Certo, le panzane sugli hacker russi fanno vendere più copie ai giornali, ma l’inglorioso silenzio in cui è precipitato dopo solo 24 ore il presunto scoop della Stampa sulle pressioni del Cremlino in casa Lega per far cadere Draghi dovrebbe farvi capire il livello di disperazione raggiunto anche dalle parti del civico 121 di via Vittorio Veneto. E signori, attenzione ai segnali che arrivano anche da casa nostra. Uno dei quotidiani preferiti dai pasdaran del Governo dei Migliori, ovvero MilanoFinanza, ieri titolava così. Gas senza alternative. Decisamente ultimativo.

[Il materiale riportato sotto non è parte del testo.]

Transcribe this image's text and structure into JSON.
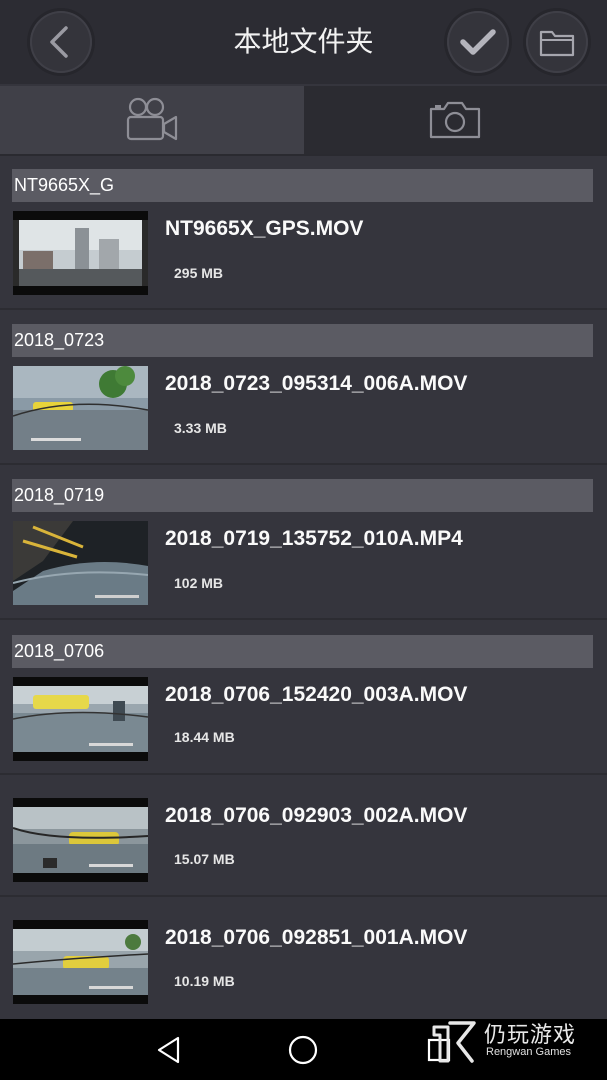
{
  "header": {
    "title": "本地文件夹",
    "back_icon": "chevron-left-icon",
    "confirm_icon": "checkmark-icon",
    "folder_icon": "folder-icon"
  },
  "tabs": [
    {
      "name": "video",
      "icon": "video-camera-icon",
      "active": true
    },
    {
      "name": "photo",
      "icon": "photo-camera-icon",
      "active": false
    }
  ],
  "groups": [
    {
      "header": "NT9665X_G",
      "files": [
        {
          "name": "NT9665X_GPS.MOV",
          "size": "295 MB"
        }
      ]
    },
    {
      "header": "2018_0723",
      "files": [
        {
          "name": "2018_0723_095314_006A.MOV",
          "size": "3.33 MB"
        }
      ]
    },
    {
      "header": "2018_0719",
      "files": [
        {
          "name": "2018_0719_135752_010A.MP4",
          "size": "102 MB"
        }
      ]
    },
    {
      "header": "2018_0706",
      "files": [
        {
          "name": "2018_0706_152420_003A.MOV",
          "size": "18.44 MB"
        },
        {
          "name": "2018_0706_092903_002A.MOV",
          "size": "15.07 MB"
        },
        {
          "name": "2018_0706_092851_001A.MOV",
          "size": "10.19 MB"
        }
      ]
    }
  ],
  "watermark": {
    "title": "仍玩游戏",
    "subtitle": "Rengwan Games"
  },
  "colors": {
    "background": "#35353d",
    "header": "#2c2c33",
    "group_header": "#5b5b63"
  }
}
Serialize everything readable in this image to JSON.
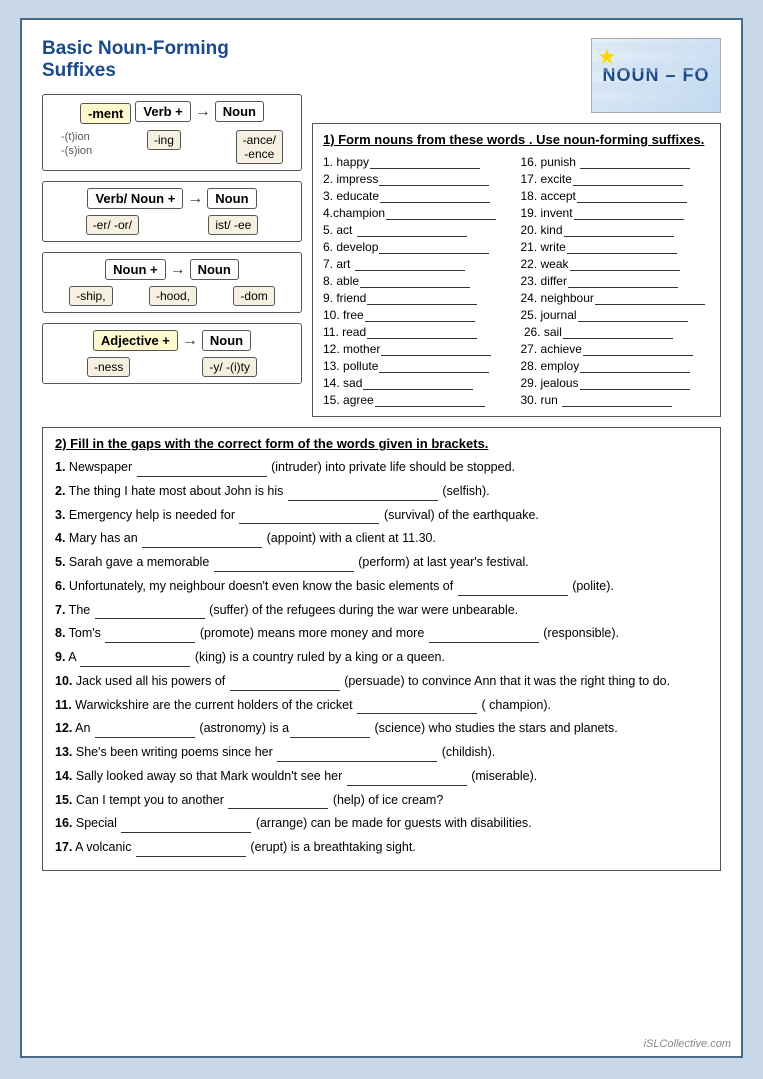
{
  "page": {
    "title": "Basic Noun-Forming Suffixes",
    "noun_image_alt": "NOUN - FO",
    "watermark": "iSLCollective.com"
  },
  "diagrams": {
    "diagram1": {
      "top": "Verb +",
      "arrow": "→",
      "result": "Noun",
      "left_label": "-ment",
      "branches": [
        "-ing",
        "-ance/ -ence"
      ],
      "left_branch": "-(t)ion -(s)ion"
    },
    "diagram2": {
      "top": "Verb/ Noun +",
      "arrow": "→",
      "result": "Noun",
      "branches": [
        "-er/ -or/",
        "ist/ -ee"
      ]
    },
    "diagram3": {
      "top": "Noun +",
      "arrow": "→",
      "result": "Noun",
      "branches": [
        "-ship,",
        "-hood,",
        "-dom"
      ]
    },
    "diagram4": {
      "top": "Adjective +",
      "arrow": "→",
      "result": "Noun",
      "branches": [
        "-ness",
        "-y/ -(i)ty"
      ]
    }
  },
  "exercise1": {
    "title": "1) Form nouns from these words . Use noun-forming suffixes.",
    "items_left": [
      "1. happy",
      "2. impress",
      "3. educate",
      "4.champion",
      "5. act",
      "6. develop",
      "7. art",
      "8. able",
      "9. friend",
      "10. free",
      "11. read",
      "12. mother",
      "13. pollute",
      "14. sad",
      "15. agree"
    ],
    "items_right": [
      "16. punish",
      "17. excite",
      "18. accept",
      "19. invent",
      "20. kind",
      "21. write",
      "22. weak",
      "23. differ",
      "24. neighbour",
      "25. journal",
      " 26. sail",
      "27. achieve",
      "28. employ",
      "29. jealous",
      "30. run"
    ]
  },
  "exercise2": {
    "title": "2) Fill in the gaps with the correct form of the words given in brackets.",
    "items": [
      {
        "num": "1.",
        "text_before": "Newspaper",
        "blank": true,
        "text_after": "(intruder) into private life should be stopped."
      },
      {
        "num": "2.",
        "text_before": "The thing I hate most about John is his",
        "blank": true,
        "text_after": "(selfish)."
      },
      {
        "num": "3.",
        "text_before": "Emergency help is needed for",
        "blank": true,
        "text_after": "(survival) of the earthquake."
      },
      {
        "num": "4.",
        "text_before": "Mary has an",
        "blank": true,
        "text_after": "(appoint) with a client at 11.30."
      },
      {
        "num": "5.",
        "text_before": "Sarah gave a memorable",
        "blank": true,
        "text_after": "(perform) at last year's festival."
      },
      {
        "num": "6.",
        "text_before": "Unfortunately, my neighbour doesn’t even know the basic elements of",
        "blank": true,
        "text_after": "(polite)."
      },
      {
        "num": "7.",
        "text_before": "The",
        "blank": true,
        "text_after": "(suffer) of the refugees during the war were unbearable."
      },
      {
        "num": "8.",
        "text_before": "Tom’s",
        "blank": true,
        "text_after": "(promote) means more money and more",
        "blank2": true,
        "text_after2": "(responsible)."
      },
      {
        "num": "9.",
        "text_before": "A",
        "blank": true,
        "text_after": "(king) is a country ruled by a king or a queen."
      },
      {
        "num": "10.",
        "text_before": "Jack used all his powers of",
        "blank": true,
        "text_after": "(persuade) to convince Ann that it was the right thing to do."
      },
      {
        "num": "11.",
        "text_before": "Warwickshire are the current holders of the cricket",
        "blank": true,
        "text_after": "( champion)."
      },
      {
        "num": "12.",
        "text_before": "An",
        "blank": true,
        "text_after": "(astronomy) is a",
        "blank2": true,
        "text_after2": "(science) who studies the stars and planets."
      },
      {
        "num": "13.",
        "text_before": "She’s been writing poems since her",
        "blank": true,
        "text_after": "(childish)."
      },
      {
        "num": "14.",
        "text_before": "Sally looked away so that Mark wouldn’t see her",
        "blank": true,
        "text_after": "(miserable)."
      },
      {
        "num": "15.",
        "text_before": "Can I tempt you to another",
        "blank": true,
        "text_after": "(help) of ice cream?"
      },
      {
        "num": "16.",
        "text_before": "Special",
        "blank": true,
        "text_after": "(arrange) can be made for guests with disabilities."
      },
      {
        "num": "17.",
        "text_before": "A volcanic",
        "blank": true,
        "text_after": "(erupt) is a breathtaking sight."
      }
    ]
  }
}
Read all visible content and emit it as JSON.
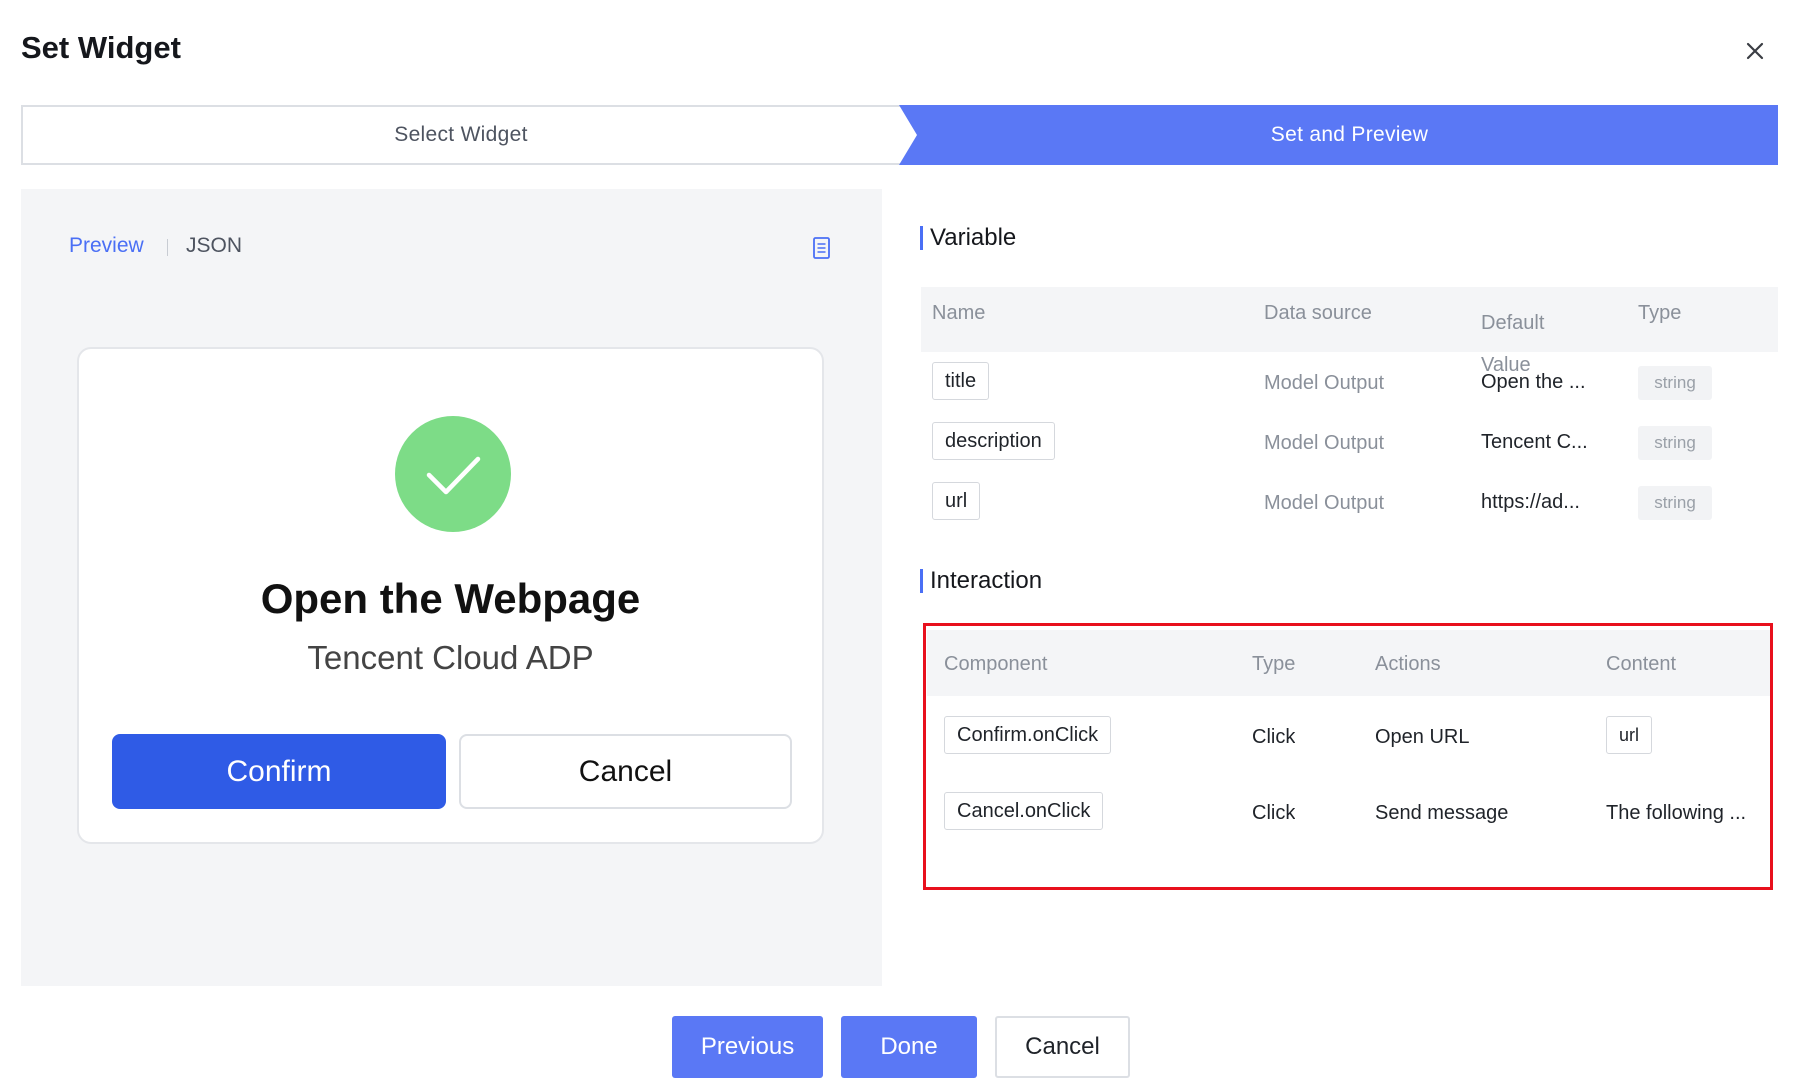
{
  "dialog": {
    "title": "Set Widget"
  },
  "steps": [
    {
      "label": "Select Widget",
      "active": false
    },
    {
      "label": "Set and Preview",
      "active": true
    }
  ],
  "preview_panel": {
    "tabs": [
      {
        "label": "Preview",
        "active": true
      },
      {
        "label": "JSON",
        "active": false
      }
    ],
    "widget": {
      "title": "Open the Webpage",
      "description": "Tencent Cloud ADP",
      "confirm_label": "Confirm",
      "cancel_label": "Cancel"
    }
  },
  "variable": {
    "heading": "Variable",
    "columns": [
      "Name",
      "Data source",
      "Default Value",
      "Type"
    ],
    "rows": [
      {
        "name": "title",
        "source": "Model Output",
        "default": "Open the ...",
        "type": "string"
      },
      {
        "name": "description",
        "source": "Model Output",
        "default": "Tencent C...",
        "type": "string"
      },
      {
        "name": "url",
        "source": "Model Output",
        "default": "https://ad...",
        "type": "string"
      }
    ]
  },
  "interaction": {
    "heading": "Interaction",
    "columns": [
      "Component",
      "Type",
      "Actions",
      "Content"
    ],
    "rows": [
      {
        "component": "Confirm.onClick",
        "type": "Click",
        "action": "Open URL",
        "content": "url",
        "content_is_tag": true
      },
      {
        "component": "Cancel.onClick",
        "type": "Click",
        "action": "Send message",
        "content": "The following ...",
        "content_is_tag": false
      }
    ]
  },
  "footer": {
    "previous_label": "Previous",
    "done_label": "Done",
    "cancel_label": "Cancel"
  },
  "icons": {
    "close": "close-icon",
    "document": "document-icon",
    "success": "check-circle-icon"
  },
  "colors": {
    "accent": "#4a6ff5",
    "step_active": "#5a78f5",
    "widget_primary": "#2f5be6",
    "success_green": "#7ddc87",
    "highlight_red": "#e8101d"
  }
}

Vi invito ad andare a rivedere come il medesimo giornale trattava le questue di gas naturale in giro per il mondo di Mario Draghi e Luigi Di Maio. Praticamente, la scoperta dell’El Dorado energetico, la risoluzione di ogni criticità, la prova provata che quando a palazzo Chigi c’è un illuminato pragmatico e riformista, la dipendenza dal Cremlino può essere superata in tempi record. Abbiamo il GNL statunitense, l’Algeria e l’Angola. Oltre a quel fornellino da campeggio del TAP. Balle. E ora che si avvicina a grandi passi non solo il voto ma anche la stagione dei caloriferi accessi e delle fabbriche a pieno regime energivoro, ecco che MilanoFinanza mette le mani avanti e ammette che senza Gazprom sarà un inverno complicato. Molto complicato.
D’altronde viviamo in un mondo dove banchieri centrali, economisti con più master che capelli in testa e analisti in bretelle non si sono accorti della presenza nella stanza dell’elefante inflattivo fino a quando questo non ha deciso di barrirgli in un orecchio. Volete quindi che qualcuno vi chieda scusa per le fregnacce scritte fino all’altro giorno sul caro-energia? No, semplicemente ora partirà l’8 settembre dei Migliori, la discesa dal carro dell’ex vincitore per non dover rendere conto della tempesta perfetta che è ormai alle porte. E che nemmeno Repubblica riesce più a negare o imputare totalmente al Cremlino o al Fattore M.
Capite perché, in contesto simile e con un esercito di Badoglio alla ricerca di un rifugio, sia esiziale avere una risposta chiara, netta e precisa alle promesse di Carlo Calenda e del Terzo polo per un Draghi-bis? Perché altrimenti, qualcuno potrebbe davvero pensare a una regia nemmeno troppo occulta di Bruxelles, spaventata come non mai – mi dicono sottovoce da lassù – dalla mossa del cavallo ispirata da Guido Crosetto di gettare sul tavolo della campagna elettorale la carta della revisione del Pnrr. Ovvero, il disvelamento agli occhi degli italiani della natura di prestito oneroso di quei miliardi che per trimestri ci sono stati falsamente descritti come regali dell’Europa buona e comprensiva.
Se davvero siamo nel pieno di una campagna eterodiretta dall’Ue, va benissimo. Ormai dovremmo esserci abituati. Ma almeno, evitiamo di spendere soldi per le elezioni del 25 settembre. Annulliamole. Perché tanto ci penserà la crisi energetica a presentare il conto.